The new mechanism will give SecondMarket's vetted base of “high net worth individuals,” hedge fund managers and institutional investors access to SLABs issued by agencies like Educational Funding of the South (EdSouth) and other student loan securities issuers. SecondMarket notes that while only a small number of investors have participated in student loan offerings in the past, their organization will facilitate the development of this niche.

The new platform will provide an opportunity to bet both ways on the debt, either with Sallie Mae & Co. or to “short” the industry and bet on cascading defaults, as hedge fund manager John Paulson did in the mortgage crisis. Either way, investors are looking to cash in on the unrelenting growth of student loan debt and its financialization.

Other recent student loan debt news includes the following:

• A number of schools are taking the unprecedented step of suing their own former students for defaults on Perkins loans. Yale, the University of Pennsylvania and George Washington University have begun taking defaulters to court. According to research by Bloomberg News, student loan debt collectors earned nearly $1 billion in commissions in 2011.

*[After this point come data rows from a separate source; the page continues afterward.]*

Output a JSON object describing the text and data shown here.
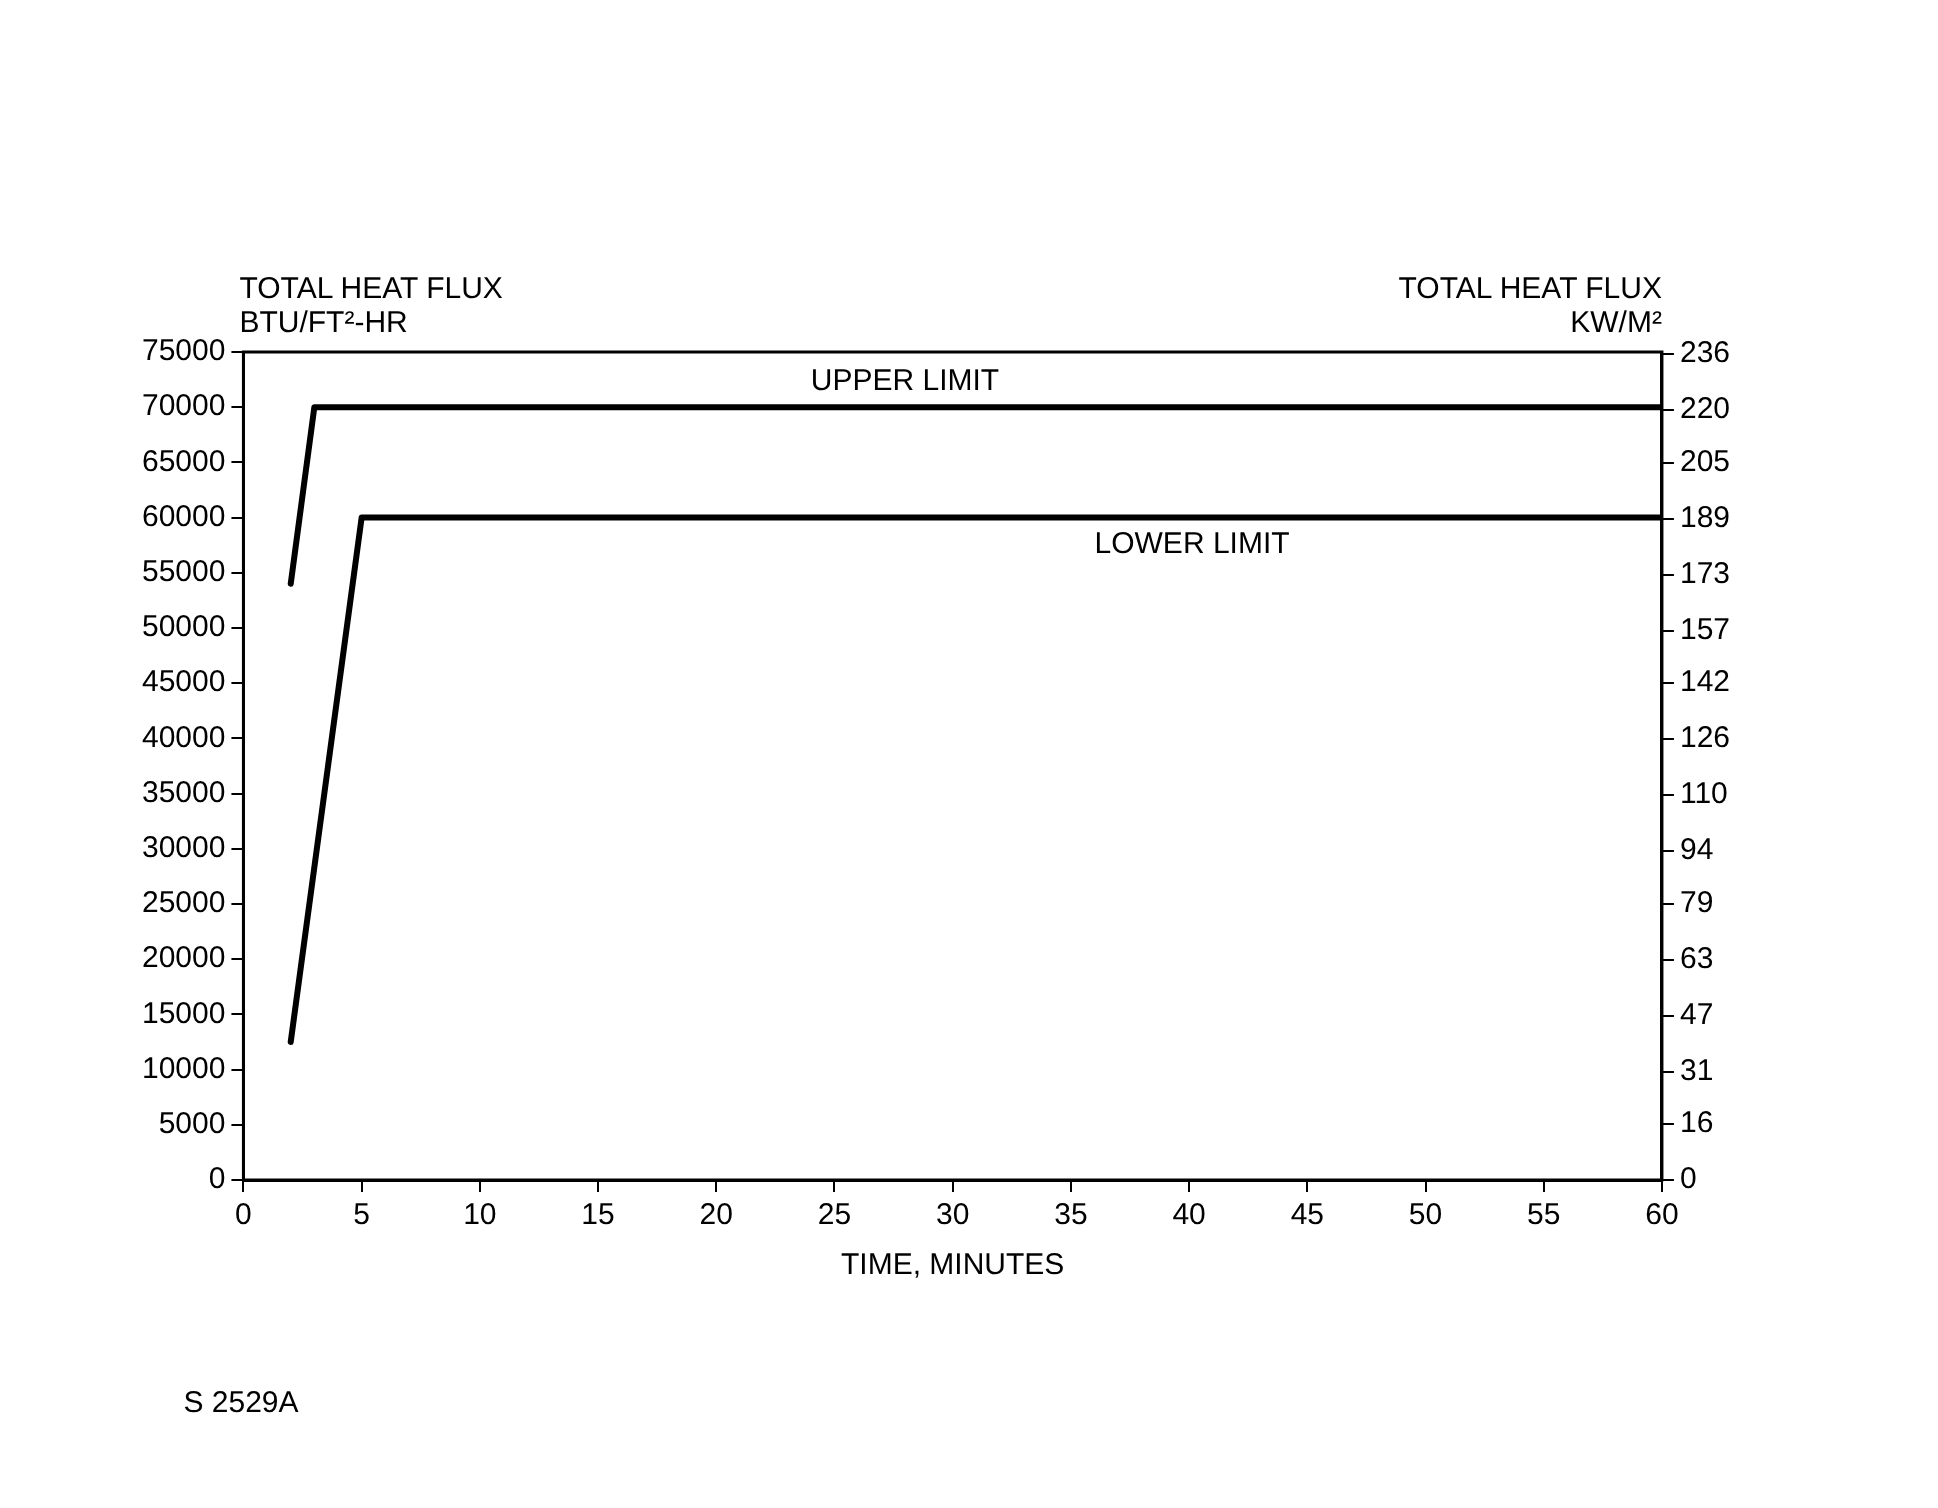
{
  "chart_data": {
    "type": "line",
    "ylabel": "TOTAL HEAT FLUX\nBTU/FT²-HR",
    "y2label": "TOTAL HEAT FLUX\nKW/M²",
    "xlabel": "TIME, MINUTES",
    "series": [
      {
        "name": null,
        "color": "#000000",
        "x": [
          2,
          3,
          60
        ],
        "values": [
          54000,
          70000,
          70000
        ]
      },
      {
        "name": null,
        "color": "#000000",
        "x": [
          2,
          5,
          60
        ],
        "values": [
          12500,
          60000,
          60000
        ]
      }
    ],
    "xlim": [
      0,
      60
    ],
    "xticks": [
      0,
      5,
      10,
      15,
      20,
      25,
      30,
      35,
      40,
      45,
      50,
      55,
      60
    ],
    "ylim": [
      0,
      75000
    ],
    "yticks": [
      0,
      5000,
      10000,
      15000,
      20000,
      25000,
      30000,
      35000,
      40000,
      45000,
      50000,
      55000,
      60000,
      65000,
      70000,
      75000
    ],
    "y2lim": [
      0,
      236.6
    ],
    "y2ticks": [
      0,
      16,
      31,
      47,
      63,
      79,
      94,
      110,
      126,
      142,
      157,
      173,
      189,
      205,
      220,
      236
    ],
    "annotations": [
      {
        "text": "UPPER LIMIT",
        "x": 24,
        "y": 70000
      },
      {
        "text": "LOWER LIMIT",
        "x": 36,
        "y": 60000
      },
      "S 2529A"
    ],
    "grid": false,
    "legend": false,
    "marker": "none",
    "line_style": "solid"
  }
}
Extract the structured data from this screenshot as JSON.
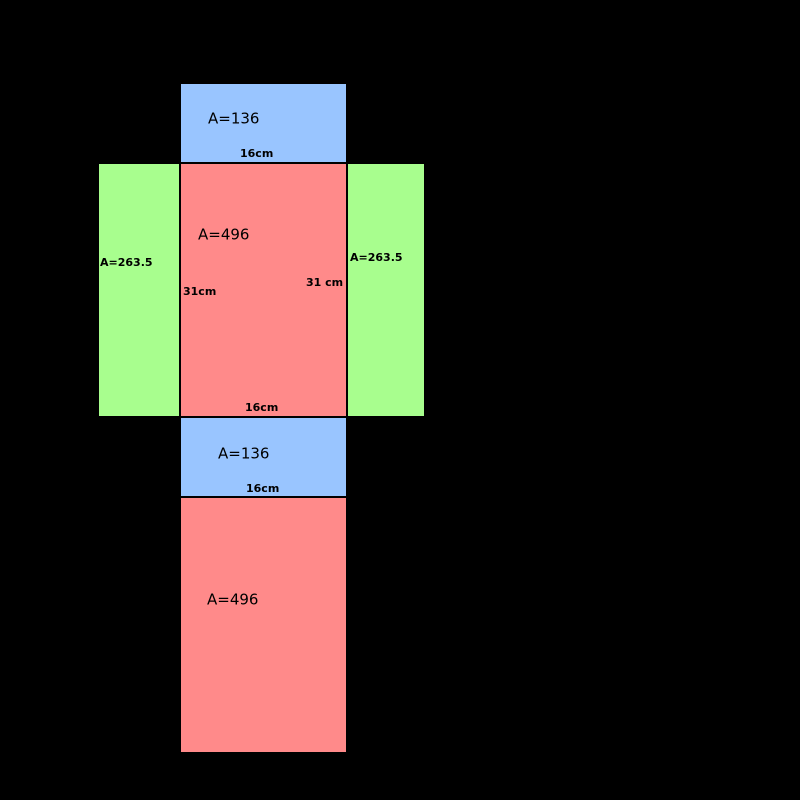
{
  "faces": [
    {
      "label": "A=136",
      "bottom_dimension": "16cm"
    },
    {
      "label": "A=496",
      "left_dimension": "31cm",
      "right_dimension": "31 cm",
      "bottom_dimension": "16cm"
    },
    {
      "label": "A=263.5"
    },
    {
      "label": "A=263.5"
    },
    {
      "label": "A=136",
      "bottom_dimension": "16cm"
    },
    {
      "label": "A=496"
    }
  ]
}
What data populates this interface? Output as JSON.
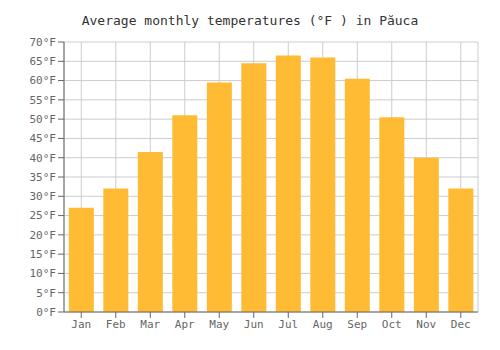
{
  "chart_data": {
    "type": "bar",
    "title": "Average monthly temperatures (°F ) in Păuca",
    "categories": [
      "Jan",
      "Feb",
      "Mar",
      "Apr",
      "May",
      "Jun",
      "Jul",
      "Aug",
      "Sep",
      "Oct",
      "Nov",
      "Dec"
    ],
    "values": [
      27,
      32,
      41.5,
      51,
      59.5,
      64.5,
      66.5,
      66,
      60.5,
      50.5,
      40,
      32
    ],
    "color": "#FFBB33",
    "ylim": [
      0,
      70
    ],
    "yticks": [
      {
        "value": 0,
        "label": "0°F"
      },
      {
        "value": 5,
        "label": "5°F"
      },
      {
        "value": 10,
        "label": "10°F"
      },
      {
        "value": 15,
        "label": "15°F"
      },
      {
        "value": 20,
        "label": "20°F"
      },
      {
        "value": 25,
        "label": "25°F"
      },
      {
        "value": 30,
        "label": "30°F"
      },
      {
        "value": 35,
        "label": "35°F"
      },
      {
        "value": 40,
        "label": "40°F"
      },
      {
        "value": 45,
        "label": "45°F"
      },
      {
        "value": 50,
        "label": "50°F"
      },
      {
        "value": 55,
        "label": "55°F"
      },
      {
        "value": 60,
        "label": "60°F"
      },
      {
        "value": 65,
        "label": "65°F"
      },
      {
        "value": 70,
        "label": "70°F"
      }
    ],
    "grid": true
  }
}
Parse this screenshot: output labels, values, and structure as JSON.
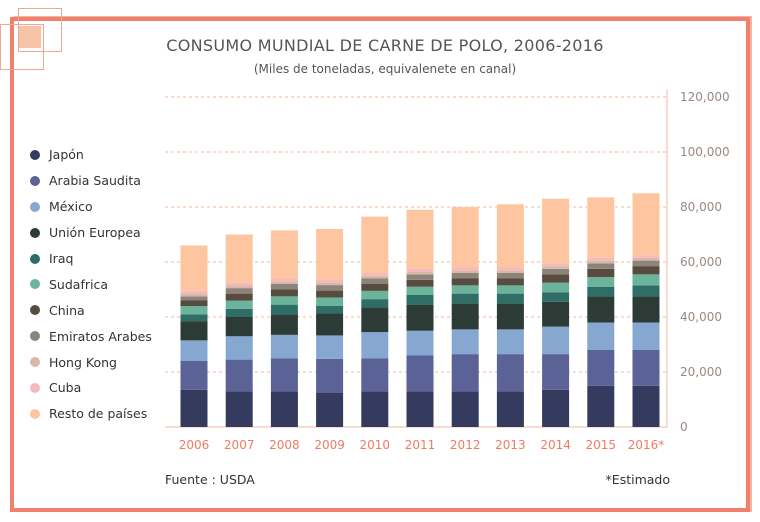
{
  "title": "CONSUMO MUNDIAL DE CARNE DE POLO, 2006-2016",
  "subtitle": "(Miles de toneladas, equivalenete en canal)",
  "footer": {
    "source": "Fuente : USDA",
    "note": "*Estimado"
  },
  "chart_data": {
    "type": "bar",
    "stacked": true,
    "title": "CONSUMO MUNDIAL DE CARNE DE POLO, 2006-2016",
    "subtitle": "(Miles de toneladas, equivalenete en canal)",
    "categories": [
      "2006",
      "2007",
      "2008",
      "2009",
      "2010",
      "2011",
      "2012",
      "2013",
      "2014",
      "2015",
      "2016*"
    ],
    "y_axis": {
      "position": "right",
      "ylim": [
        0,
        120000
      ],
      "ticks": [
        0,
        20000,
        40000,
        60000,
        80000,
        100000,
        120000
      ],
      "tick_labels": [
        "0",
        "20,000",
        "40,000",
        "60,000",
        "80,000",
        "100,000",
        "120,000"
      ]
    },
    "grid": true,
    "legend_position": "left",
    "series": [
      {
        "name": "Japón",
        "color": "#353a5f",
        "values": [
          13500,
          13000,
          13000,
          12500,
          13000,
          13000,
          13000,
          13000,
          13500,
          15000,
          15000
        ]
      },
      {
        "name": "Arabia Saudita",
        "color": "#5a6296",
        "values": [
          10500,
          11500,
          12000,
          12300,
          12000,
          13000,
          13500,
          13500,
          13000,
          13000,
          13000
        ]
      },
      {
        "name": "México",
        "color": "#86a8d0",
        "values": [
          7500,
          8500,
          8500,
          8500,
          9500,
          9000,
          9000,
          9000,
          10000,
          10000,
          10000
        ]
      },
      {
        "name": "Unión Europea",
        "color": "#2d3b36",
        "values": [
          7000,
          7000,
          7500,
          8000,
          9000,
          9500,
          9500,
          9500,
          9000,
          9500,
          9500
        ]
      },
      {
        "name": "Iraq",
        "color": "#2f6e67",
        "values": [
          2500,
          3000,
          3500,
          2800,
          3000,
          3500,
          3500,
          3500,
          3500,
          3500,
          4000
        ]
      },
      {
        "name": "Sudafrica",
        "color": "#6cb39b",
        "values": [
          3000,
          3000,
          3000,
          3000,
          3000,
          3000,
          3000,
          3000,
          3500,
          3500,
          4000
        ]
      },
      {
        "name": "China",
        "color": "#574c3f",
        "values": [
          2000,
          2500,
          2500,
          2500,
          2500,
          2500,
          2500,
          2500,
          3000,
          3000,
          3000
        ]
      },
      {
        "name": "Emiratos Arabes",
        "color": "#8c847a",
        "values": [
          1500,
          2000,
          2000,
          2000,
          2000,
          2000,
          2000,
          2000,
          2000,
          2000,
          2000
        ]
      },
      {
        "name": "Hong Kong",
        "color": "#d9b8a5",
        "values": [
          1000,
          1000,
          1000,
          1000,
          1000,
          1000,
          1000,
          1000,
          1000,
          1000,
          1000
        ]
      },
      {
        "name": "Cuba",
        "color": "#f6b9bc",
        "values": [
          1000,
          1000,
          1000,
          1000,
          1000,
          1000,
          1000,
          1000,
          1000,
          1000,
          1000
        ]
      },
      {
        "name": "Resto de países",
        "color": "#fec6a0",
        "values": [
          16500,
          17500,
          17500,
          18400,
          20500,
          21500,
          22000,
          23000,
          23500,
          22000,
          22500
        ]
      }
    ]
  }
}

• The just-released State Higher Education Finance (SHEF) study reports a 25-year low in state and local support for higher education, the result of an additional decrease of 9 percent in 2012. Budget cuts have drastically affected the “new normal” in state funding for public education, the study explains. The student share of higher education costs is now 47 percent, a new high. The report states that they expect students and their families “to continue to make increasingly greater financial sacrifices in order to complete a postsecondary education.”

Relatively unreported has been the developing crisis among parents and grandparents who have co-signed student loans. This debt has spiked more than fivefold since the beginning of 2005, making the group of debtors aged 60 and older the fastest growing segment being hit by the crisis. This has resulted in a growing number of Social Security garnishments on behalf of the Department of Education. According to Treasury Department data cited by The New York Times, nearly 119,000 seniors age 60 and older were garnished as of last year.